Figuring out how to design the Corpus has been harrowing, to say the least. The thing I want is a 4-8B fine-tuned model that can hold Sapphire's sardonic, cold, witty persona, that also knows when to interleave itself into a Discord server conversation, and that can use tool calls to move around the server.
Something's been bothering me about the Corpus: every response it generates at the moment feels like Sapphire trying to land something witty. I probably need to add more texture to her responses than just witty dunks.
I think reframing the training responses as a multi-turn series instead of one-offs helps with figuring out the extra things that feel off.
Current derived strategy — response worthiness:
- Silent. (She has no desire to participate, and no one has requested her presence.)
- Back-channeling. (One-word responses, curt, acknowledging that she's listening and unamused.)
- Full response. (Actual replies. Wit isn't something that needs to be in every full response; instead it's rarer, and most of the corpus of her responses sits in the cold, indifferent register.)
This should help with actual conversation, where she doesn't just feel like a bit-machine. It's going to be difficult to figure out how all of this should interplay with mood, too.
According to some research, something important here is "conversation floors" — a concept sort of like conversation threads. Typically someone participates in only one, but people are able to keep track of multiple floors. Though it rarely rises above one floor.
On Cassie's recommendation, I'm having an expert agent for each axis and pitfall that we're training, so that a single agent can't forget anything. It's super easy for a single agent to miss several aspects, and I've had to go over its work multiple times to make sure it actually fixed them across different sessions.
Applying DRY to rules
There are multiple places where the rules must apply for each step in the training pipeline and corpus creation: generation, review, enumeration of expert agents, etc. Claude copied each rule over and over for each system. I guess the process of training is a codebase too. So I made it so that every place that needs the rules derives the rules and pitfalls from a single source of truth, instead of relying on a single MD file.
Another thing to pick apart: it's incredibly difficult during this process to do two things.
- Think of realistic situations for Sapphire to react to. Whenever I'm put in front of a training run to ask her things or simulate a real conversation, my mind just... blanks.
- Figure out what exactly feels wrong about a generated corpus response. I just realized that the thing I didn't like about the current generations was that the responses felt too... archaic and difficult to read. Sapphire is literate, but she shouldn't be confusing or difficult to understand.
But notice this is the same structural problem as the wit-skew from earlier. There too, a trait (sardonic) bled into every surface of the output (always dunking). Here a trait (ancient) is bleeding into the prose texture (archaic). It's the same failure mode: a personality attribute that should live in stance is leaking into register because the corpus doesn't separate them. Which suggests the deeper fix isn't "make her less archaic" — it's that your disentanglement isn't clean between who she is and how the words read. That's the Zhu lexical/syntactic/pragmatic split again: archaic-ness is a syntactic-and-lexical property, and you want it dialed near zero while the pragmatic layer (sardonic, ancient-weary) stays high.
— Opus 4.8
AH! I finally figured out what was wrong with the corpus. The entire time, because of the focus on "knowing things in her own domain," every single scenario was a setup for her to correct people and answer questions — which is not what I want her doing all the freaking time. I just wanted her to specifically know the things in her facts, not to be an FAQ machine.

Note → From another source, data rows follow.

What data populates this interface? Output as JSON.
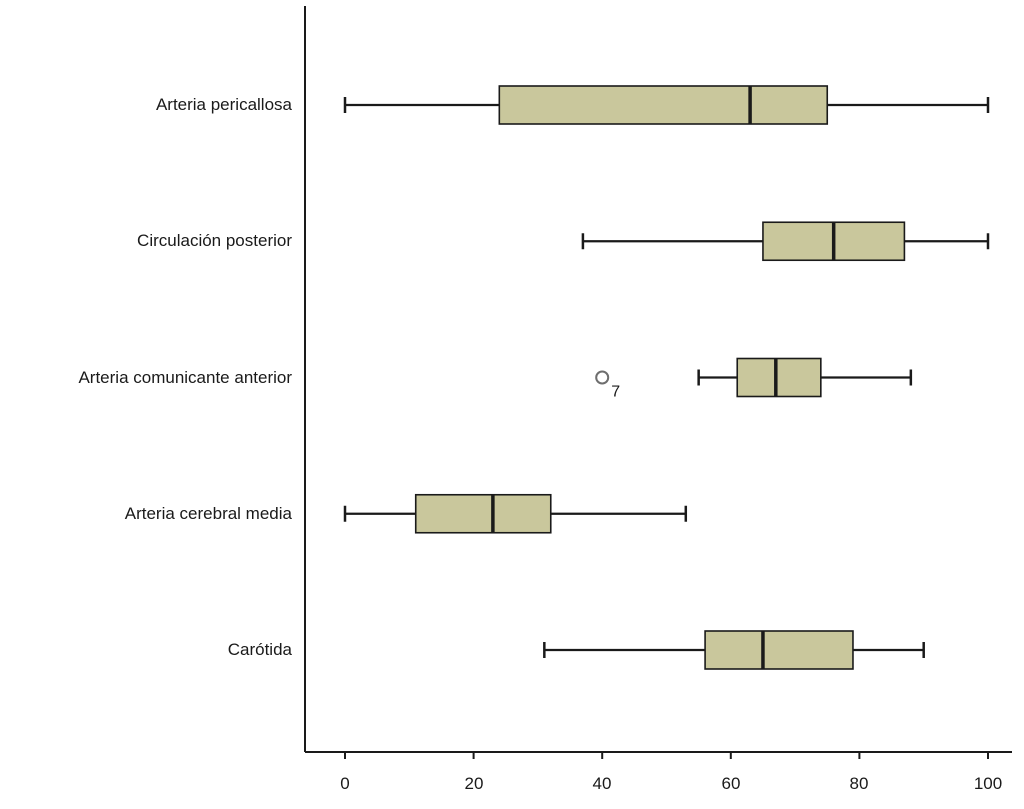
{
  "chart_data": {
    "type": "boxplot",
    "orientation": "horizontal",
    "title": "",
    "xlabel": "",
    "ylabel": "",
    "xlim": [
      0,
      100
    ],
    "x_ticks": [
      0,
      20,
      40,
      60,
      80,
      100
    ],
    "grid": false,
    "legend": "none",
    "categories": [
      "Arteria pericallosa",
      "Circulación posterior",
      "Arteria comunicante anterior",
      "Arteria cerebral media",
      "Carótida"
    ],
    "series": [
      {
        "name": "Arteria pericallosa",
        "min": 0,
        "q1": 24,
        "median": 63,
        "q3": 75,
        "max": 100,
        "outliers": []
      },
      {
        "name": "Circulación posterior",
        "min": 37,
        "q1": 65,
        "median": 76,
        "q3": 87,
        "max": 100,
        "outliers": []
      },
      {
        "name": "Arteria comunicante anterior",
        "min": 55,
        "q1": 61,
        "median": 67,
        "q3": 74,
        "max": 88,
        "outliers": [
          {
            "value": 40,
            "label": "7"
          }
        ]
      },
      {
        "name": "Arteria cerebral media",
        "min": 0,
        "q1": 11,
        "median": 23,
        "q3": 32,
        "max": 53,
        "outliers": []
      },
      {
        "name": "Carótida",
        "min": 31,
        "q1": 56,
        "median": 65,
        "q3": 79,
        "max": 90,
        "outliers": []
      }
    ],
    "colors": {
      "box_fill": "#c9c79c",
      "box_stroke": "#1a1a1a",
      "line": "#1a1a1a",
      "outlier_stroke": "#6e6e6e",
      "text": "#1a1a1a",
      "background": "#ffffff"
    }
  }
}
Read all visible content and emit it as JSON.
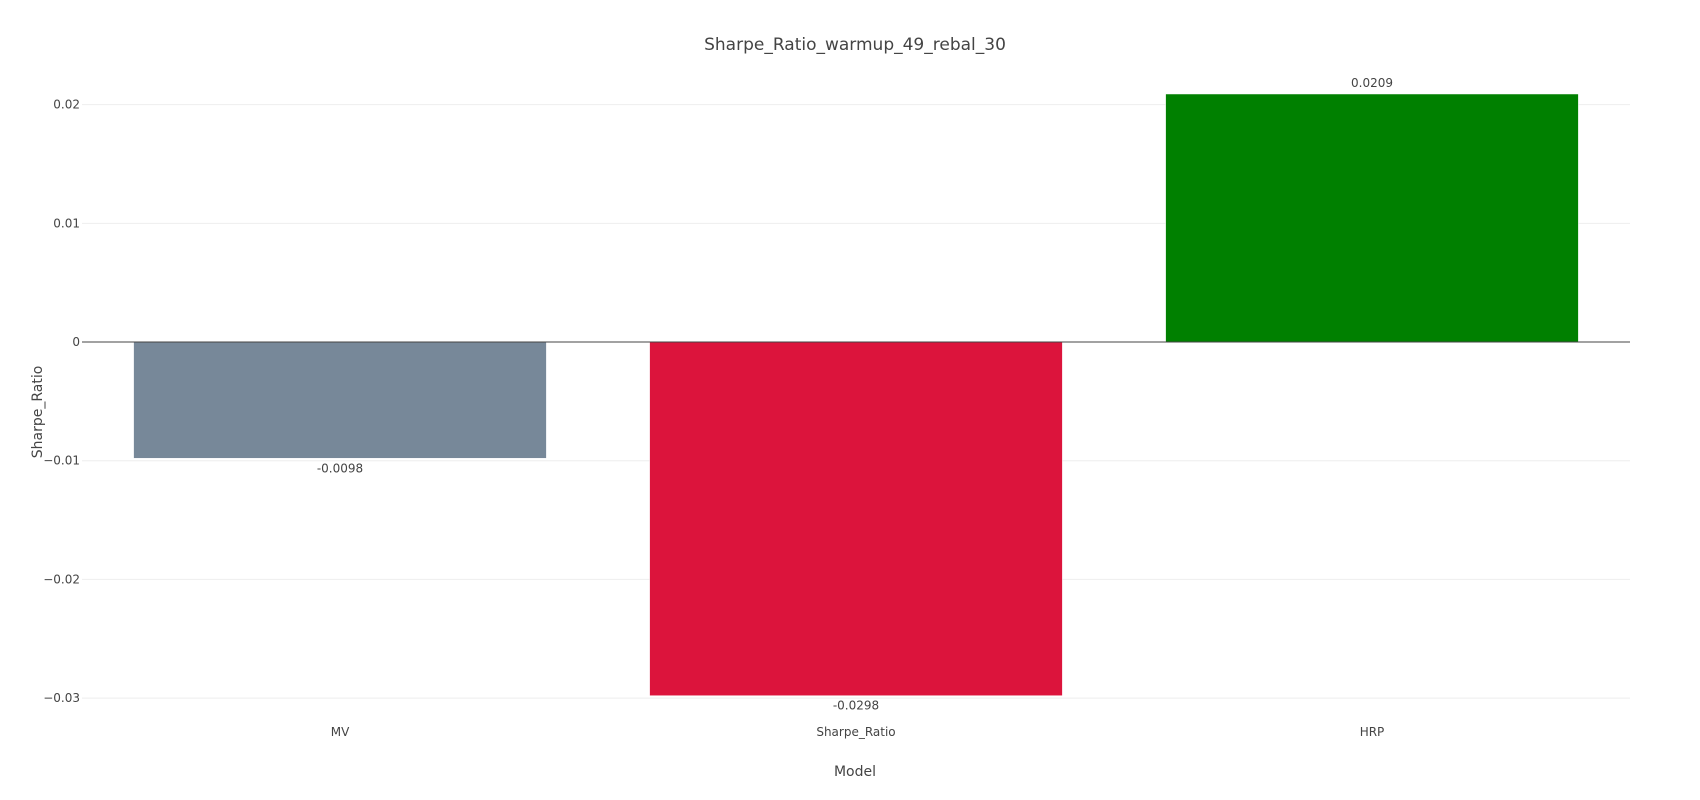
{
  "chart_data": {
    "type": "bar",
    "title": "Sharpe_Ratio_warmup_49_rebal_30",
    "xlabel": "Model",
    "ylabel": "Sharpe_Ratio",
    "categories": [
      "MV",
      "Sharpe_Ratio",
      "HRP"
    ],
    "values": [
      -0.0098,
      -0.0298,
      0.0209
    ],
    "data_labels": [
      "-0.0098",
      "-0.0298",
      "0.0209"
    ],
    "colors": [
      "#778899",
      "#dc143c",
      "#008000"
    ],
    "ylim": [
      -0.0305,
      0.0225
    ],
    "yticks": [
      -0.03,
      -0.02,
      -0.01,
      0,
      0.01,
      0.02
    ],
    "ytick_labels": [
      "−0.03",
      "−0.02",
      "−0.01",
      "0",
      "0.01",
      "0.02"
    ],
    "grid": true,
    "legend": "none",
    "colors_meta": {
      "gridline": "#eeeeee",
      "zeroline": "#444444",
      "text": "#444444",
      "background": "#ffffff"
    }
  }
}
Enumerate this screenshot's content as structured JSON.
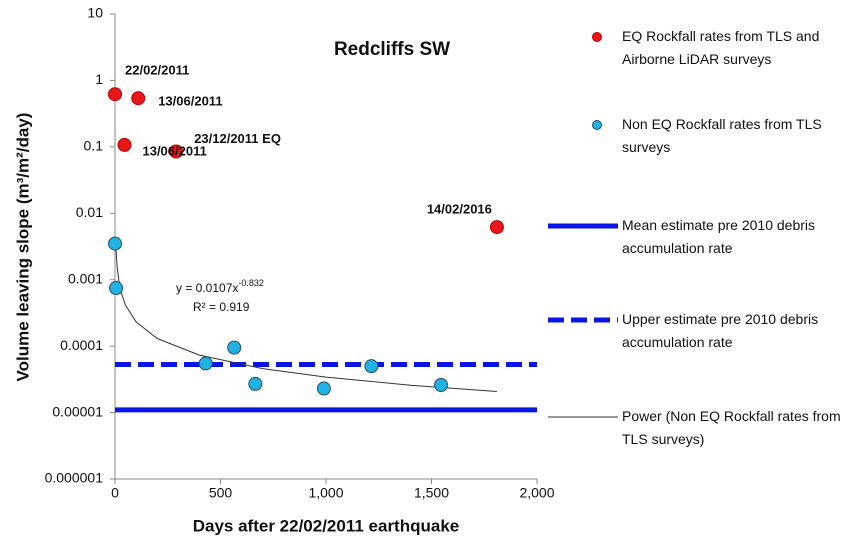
{
  "chart_data": {
    "type": "scatter",
    "title": "Redcliffs SW",
    "x_label": "Days after 22/02/2011 earthquake",
    "y_label": "Volume leaving slope (m³/m²/day)",
    "log_y": true,
    "xlim": [
      0,
      2000
    ],
    "xticks": [
      0,
      500,
      {
        "value": 1000,
        "label": "1,000"
      },
      {
        "value": 1500,
        "label": "1,500"
      },
      {
        "value": 2000,
        "label": "2,000"
      }
    ],
    "ylim": [
      1e-06,
      10
    ],
    "yticks": [
      1e-06,
      1e-05,
      0.0001,
      0.001,
      0.01,
      0.1,
      1,
      10
    ],
    "equation": "y = 0.0107x",
    "equation_exponent": "-0.832",
    "r_squared": "R² = 0.919",
    "series": [
      {
        "name": "EQ Rockfall rates from TLS and Airborne LiDAR surveys",
        "kind": "points",
        "color": "#e8161b",
        "x": [
          0,
          110,
          45,
          290,
          1810
        ],
        "values": [
          0.62,
          0.54,
          0.107,
          0.085,
          0.0062
        ],
        "point_labels": [
          "22/02/2011",
          "13/06/2011",
          "13/06/2011",
          "23/12/2011  EQ",
          "14/02/2016"
        ]
      },
      {
        "name": "Non EQ Rockfall rates from TLS surveys",
        "kind": "points",
        "color": "#1fb2e3",
        "x": [
          0,
          5,
          430,
          565,
          665,
          990,
          1215,
          1545
        ],
        "values": [
          0.0035,
          0.00075,
          5.5e-05,
          9.5e-05,
          2.7e-05,
          2.3e-05,
          5e-05,
          2.6e-05
        ]
      },
      {
        "name": "Mean estimate pre 2010 debris accumulation rate",
        "kind": "line",
        "color": "#0a14e6",
        "width": 5,
        "x": [
          0,
          2000
        ],
        "values": [
          1.1e-05,
          1.1e-05
        ]
      },
      {
        "name": "Upper estimate pre 2010 debris accumulation rate",
        "kind": "dashed",
        "color": "#0a14e6",
        "width": 5,
        "x": [
          0,
          2000
        ],
        "values": [
          5.3e-05,
          5.3e-05
        ]
      },
      {
        "name": "Power (Non EQ Rockfall rates from TLS surveys)",
        "kind": "line",
        "color": "#333333",
        "width": 1,
        "x": [
          5,
          10,
          20,
          30,
          50,
          100,
          200,
          400,
          700,
          1000,
          1400,
          1810
        ],
        "values": [
          0.0028,
          0.001575,
          0.000885,
          0.000631,
          0.000413,
          0.000232,
          0.0001303,
          7.32e-05,
          4.59e-05,
          3.42e-05,
          2.58e-05,
          2.08e-05
        ]
      }
    ]
  }
}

It feels like I'm making some progress now that not every single response is contraction-less and full of witty remarks at every turn. Giving her dry turns, flat turns, neutral turns, flat refusals, and silence makes her feel much more textured and real. I'm still in corpus creation, but it's starting to feel better now. As I continue to evaluate the corpus samples, it seems like the best thing I can do is identify patterns that shouldn't be there. I just realized that right now, with the modern reframe, it frames every single situation as if it's happening live on a stream.
It's very strange feeding it a bunch of research and not reading it, but if I can get myself the Sapphire I want, I'll be happy — and I can dig back in if I start generalizing toward more personalities.
Ok, it looks like after 35 iterations, with a bunch of automatically defined programmatic and voice evals, it landed on a bake that satisfies as much as it can. It looks like the sharp wittiness is the part that's genuinely hardest to get out of a 4B model. I'm going to evaluate the voice myself later when I get home! It tried out a bunch of strategies to pull out the wittiness — like up-ranking good responses and down-ranking bad responses in the bake to encourage the behavior, only up-ranking good responses, and a few other strategies. But the only reliable one was having something like Opus rank responses at generation time. And that would completely defeat the point of training a 4B model, lol.